1127. Prospective Validation of an Automated Hybrid Multidimensional MRI-Based Tool to Identify Areas for Prostate Cancer Biopsy
Authors * Denotes Presenting Author
  1. Aritrick Chatterjee *; University of Chicago
  2. Roger Engelmann; University of Chicago
  3. Carla Harmath; University of Chicago
  4. Ambereen Yousuf; University of Chicago
  5. Luke Reynold; University of Chicago
  6. Gregory Karczmar; University of Chicago
  7. Aytekin Oto; University of Chicago
Prostate tissue composition measured noninvasively using hybrid multidimensional MRI (HM-MRI) has been validated against reference standards: expert pathologists’ measures and quantitative histology results from whole mount prostatectomy. The strong correlation between HH-MRI and histology demonstrates that this approach has the potential to improve prostate cancer (PCa) diagnosis. The purpose of this study is to evaluate the role of an automated HM-MRI based tool in prospectively identifying targets before MR-US fusion biopsy for prostate cancer biopsy in comparison with random biopsy and PIRADS-based evaluation by expert radiologists.

Materials and Methods:
In this prospective clinical trial (ClinicalTrials.gov NCT03585660), patients (n = 92, mean age = 64±8 years, mean PSA=8.1±4.9 ng/ml) with known or suspected PCa underwent 3T MRI: mpMRI (T2W, DWI and DCE) and HM-MRI (TE = 57, 75, 150, 200ms, b-values=0, 150, 750, 1500s/mm^2). Tissue composition (fractional volume of stroma, epithelium and lumen) was calculated using a three compartment model and suspected PCa regions with elevated epithelium (>40%) and reduced lumen (<20%) meeting the minimum size requirement of 25 mm on an axial slice were identified using the HM-MRI tool. Patients then underwent 12-core TRUS-guided sextant random biopsy. Additional biopsy targets were selected based on an expert radiologist's mpMRI interpretation (PI-RADS 3 and higher). Up to two additional biopsy targets per patient were selected by the HM-MRI tool, if different from the targets already selected by radiologists per standard of care and biopsied using Uronav MR-US fusion biopsy device. The biopsy sample underwent H&E staining and histological analysis (cancer diagnosis and Gleason grading) by an expert GU pathologist. Analyses based on a per-patient (PP), per-tumor (PT) and per sextant (PS) based analysis were performed, with area under the ROC curve and accuracy as the primary endpoints and sensitivity, specificity, positive and negative predictive values (PPV and NPV) as secondary endpoints.

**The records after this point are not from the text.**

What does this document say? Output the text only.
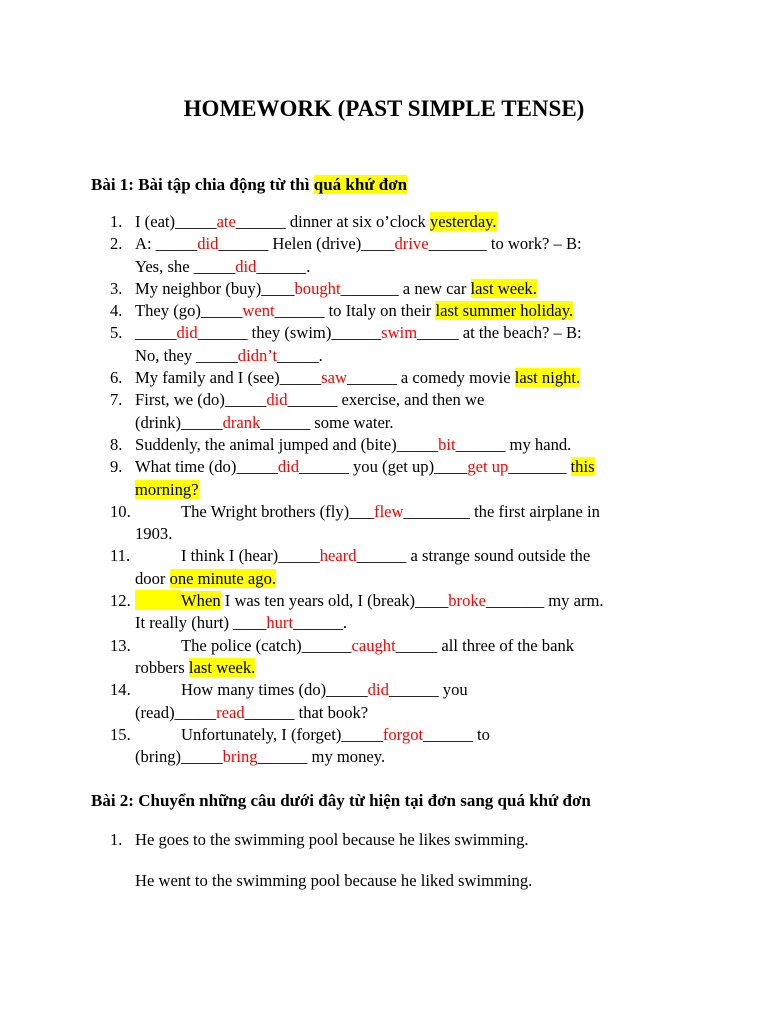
HOMEWORK (PAST SIMPLE TENSE)
Bài 1: Bài tập chia động từ thì quá khứ đơn
1. I (eat)_____ate______ dinner at six o’clock yesterday.
2. A: _____did______ Helen (drive)____drive_______ to work? – B:
Yes, she _____did______.
3. My neighbor (buy)____bought_______ a new car last week.
4. They (go)_____went______ to Italy on their last summer holiday.
5. _____did______ they (swim)______swim_____ at the beach? – B:
No, they _____didn’t_____.
6. My family and I (see)_____saw______ a comedy movie last night.
7. First, we (do)_____did______ exercise, and then we
(drink)_____drank______ some water.
8. Suddenly, the animal jumped and (bite)_____bit______ my hand.
9. What time (do)_____did______ you (get up)____get up_______ this
morning?
10.	The Wright brothers (fly)___flew________ the first airplane in
1903.
11.	I think I (hear)_____heard______ a strange sound outside the
door one minute ago.
12.	When I was ten years old, I (break)____broke_______ my arm.
It really (hurt) ____hurt______.
13.	The police (catch)______caught_____ all three of the bank
robbers last week.
14.	How many times (do)_____did______ you
(read)_____read______ that book?
15.	Unfortunately, I (forget)_____forgot______ to
(bring)_____bring______ my money.
Bài 2: Chuyển những câu dưới đây từ hiện tại đơn sang quá khứ đơn
1. He goes to the swimming pool because he likes swimming.
He went to the swimming pool because he liked swimming.
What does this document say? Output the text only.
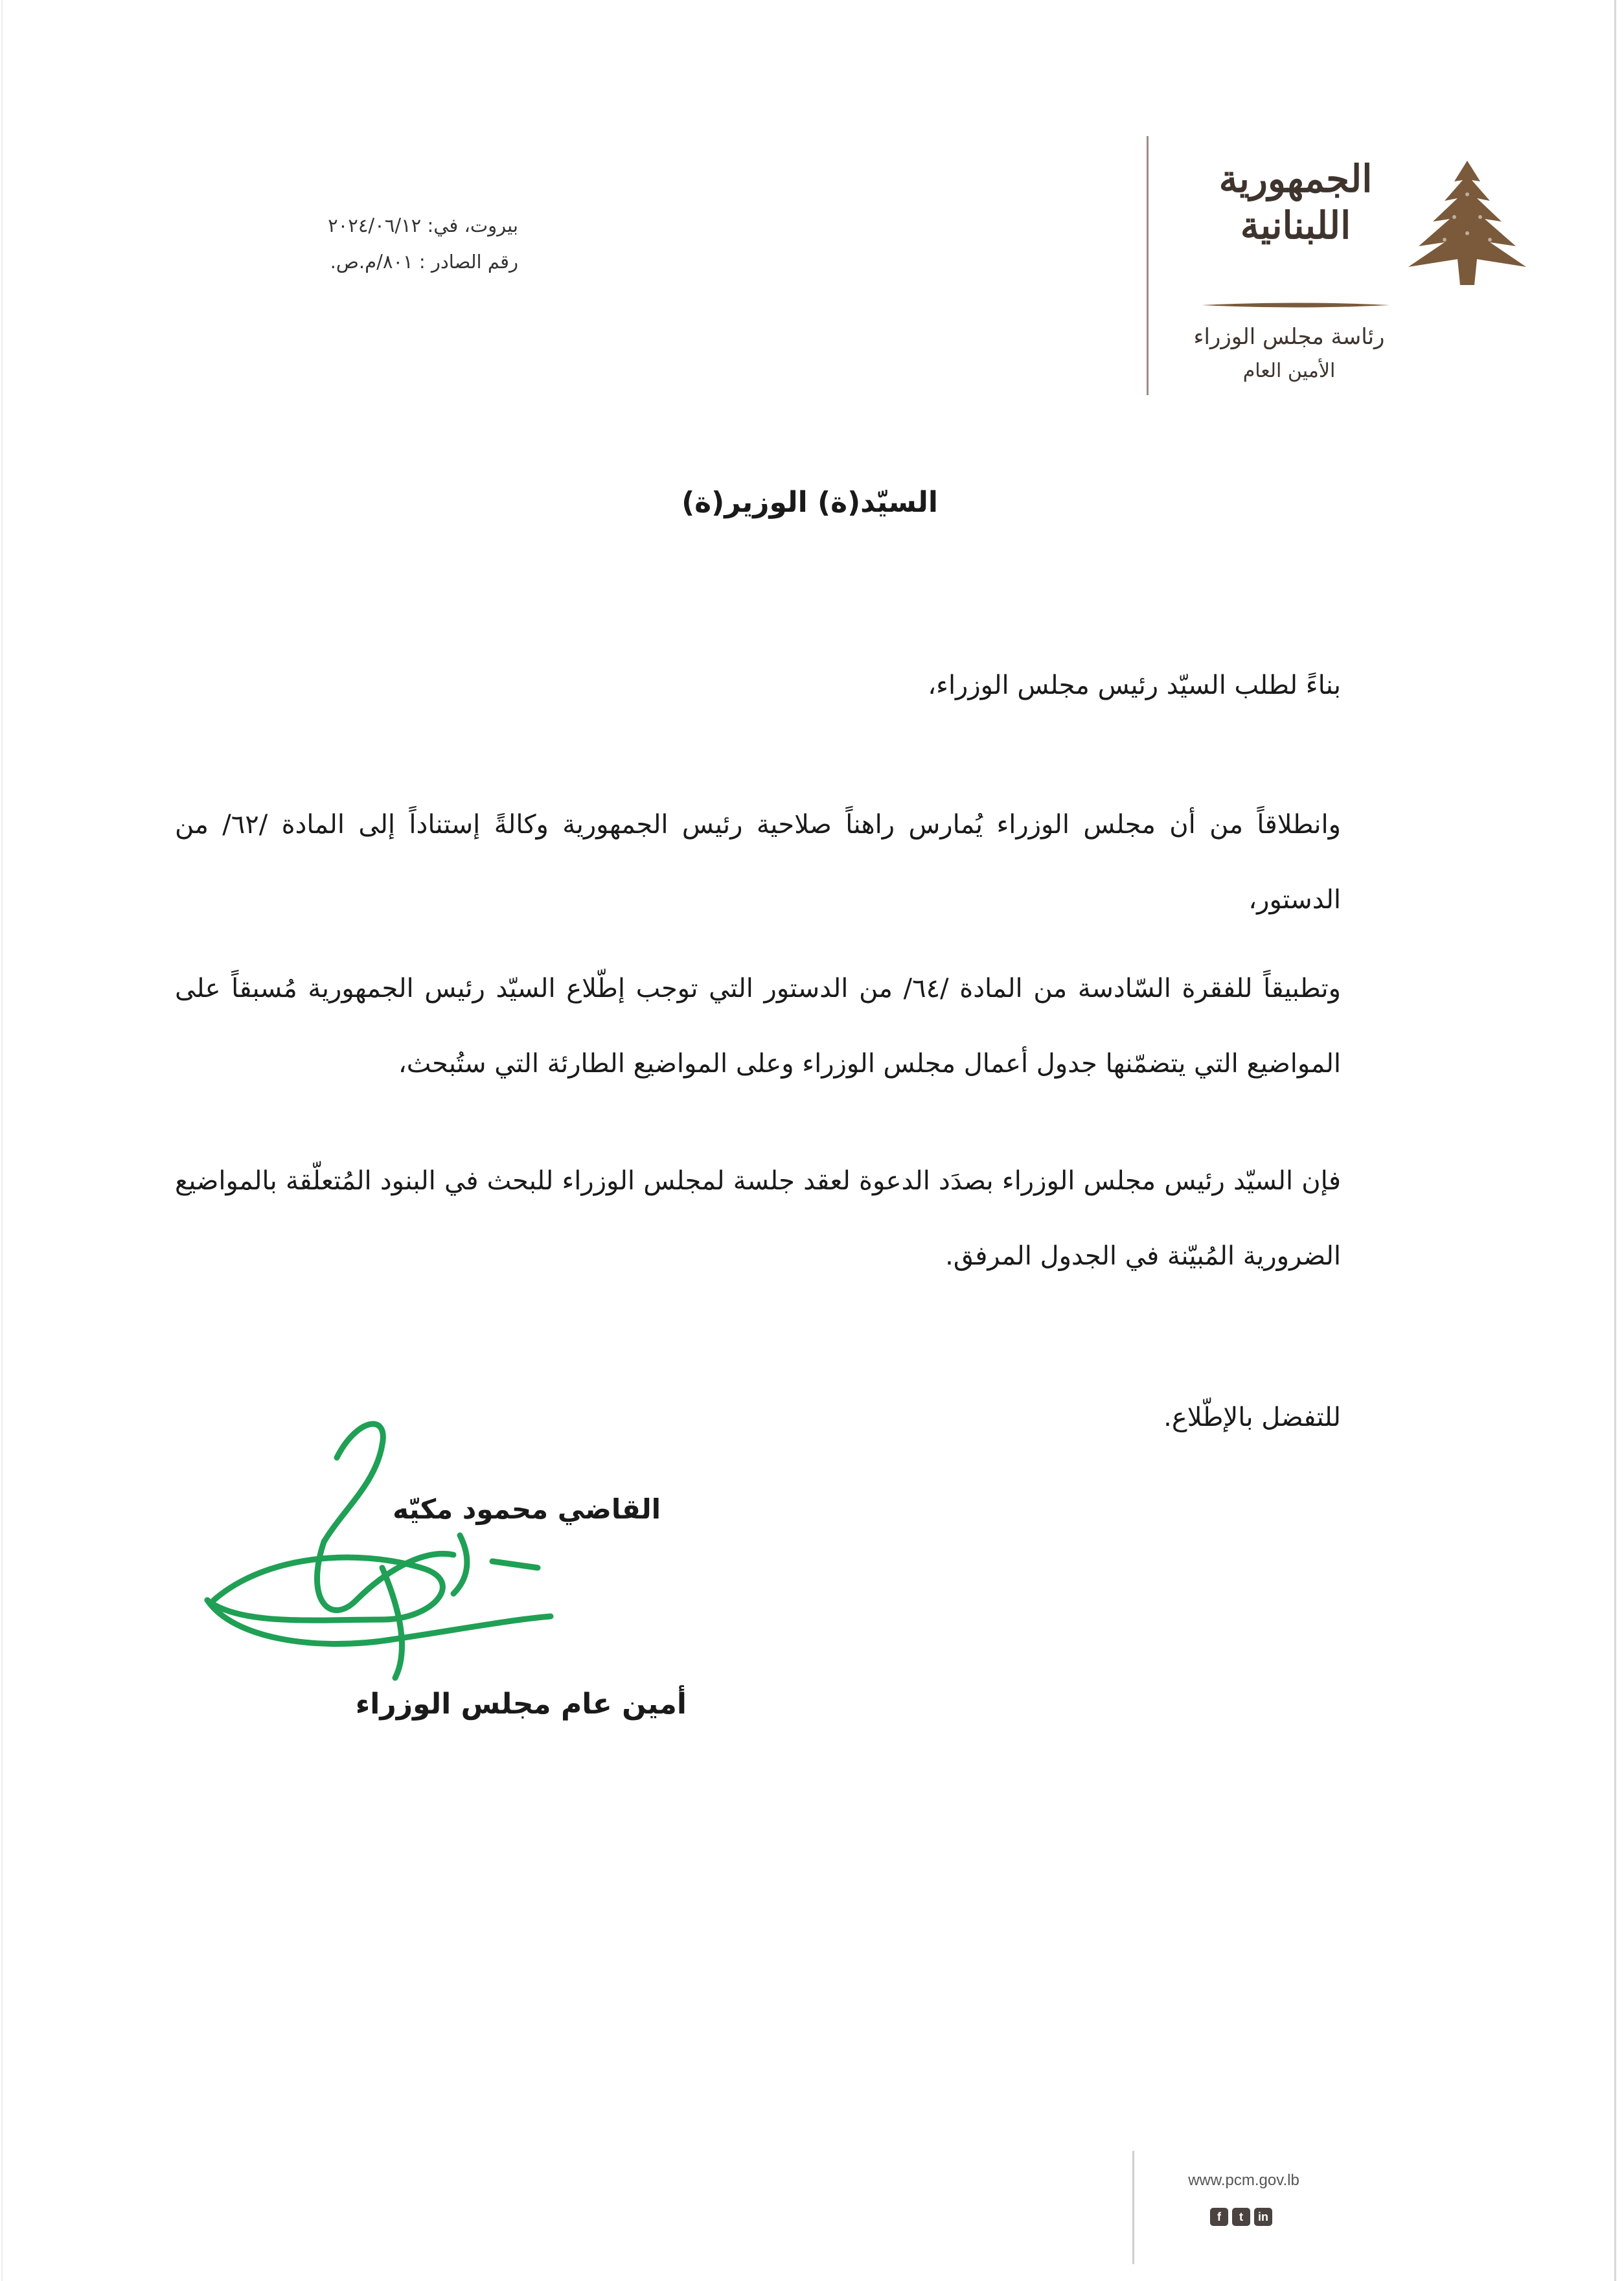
الجمهورية
اللبنانية
رئاسة مجلس الوزراء
الأمين العام
بيروت، في: ٢٠٢٤/٠٦/١٢
رقم الصادر : ٨٠١/م.ص.
السيّد(ة) الوزير(ة)
بناءً لطلب السيّد رئيس مجلس الوزراء،
وانطلاقاً من أن مجلس الوزراء يُمارس راهناً صلاحية رئيس الجمهورية وكالةً إستناداً إلى المادة /٦٢/ من الدستور،
وتطبيقاً للفقرة السّادسة من المادة /٦٤/ من الدستور التي توجب إطّلاع السيّد رئيس الجمهورية مُسبقاً على المواضيع التي يتضمّنها جدول أعمال مجلس الوزراء وعلى المواضيع الطارئة التي ستُبحث،
فإن السيّد رئيس مجلس الوزراء بصدَد الدعوة لعقد جلسة لمجلس الوزراء للبحث في البنود المُتعلّقة بالمواضيع الضرورية المُبيّنة في الجدول المرفق.
للتفضل بالإطّلاع.
القاضي محمود مكيّه
أمين عام مجلس الوزراء
www.pcm.gov.lb
f	t	in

The diagnostic accuracy (AUC) of HM-MRI for clinically significant cancers (>=Gleason 3+4), was higher than that of mpMRI on per-patient (0.67 vs 0.58, p=0.04) and sextant analysis (0.77 vs 0.69, p=0.004). HM-MRI had higher accuracy (PP 61 vs 46%, PS 86 vs 82%), specificity (PP 45 vs 15%, PS 88 vs 84%) and PPV (PP 48 vs 41%, PS 31 vs 21%) than mpMRI. HM-MRI had higher sensitivity in per-sector basis (66 vs 54%), but not on per-patient basis (89 vs 100%). HM-MRI had lower NPV on per-patient basis (87 vs 100%) but similar value on sextant basis (96 vs 97%). On a per-tumor basis, HM-MRI had higher sensitivity (78 vs 68%) and PPV (35 vs 21%) than mpMRI.

This study demonstrates that HM-MRI has the potential to improve MR-US fusion biopsy results by providing more accurate results compared to PIRADS based evaluation of expert radiologists. The advantage of this tool is its ability to provide automated, quantitative image interpretation, reproducible results that can improve PCa diagnosis and potentially reduce the number of unnecessary biopsies.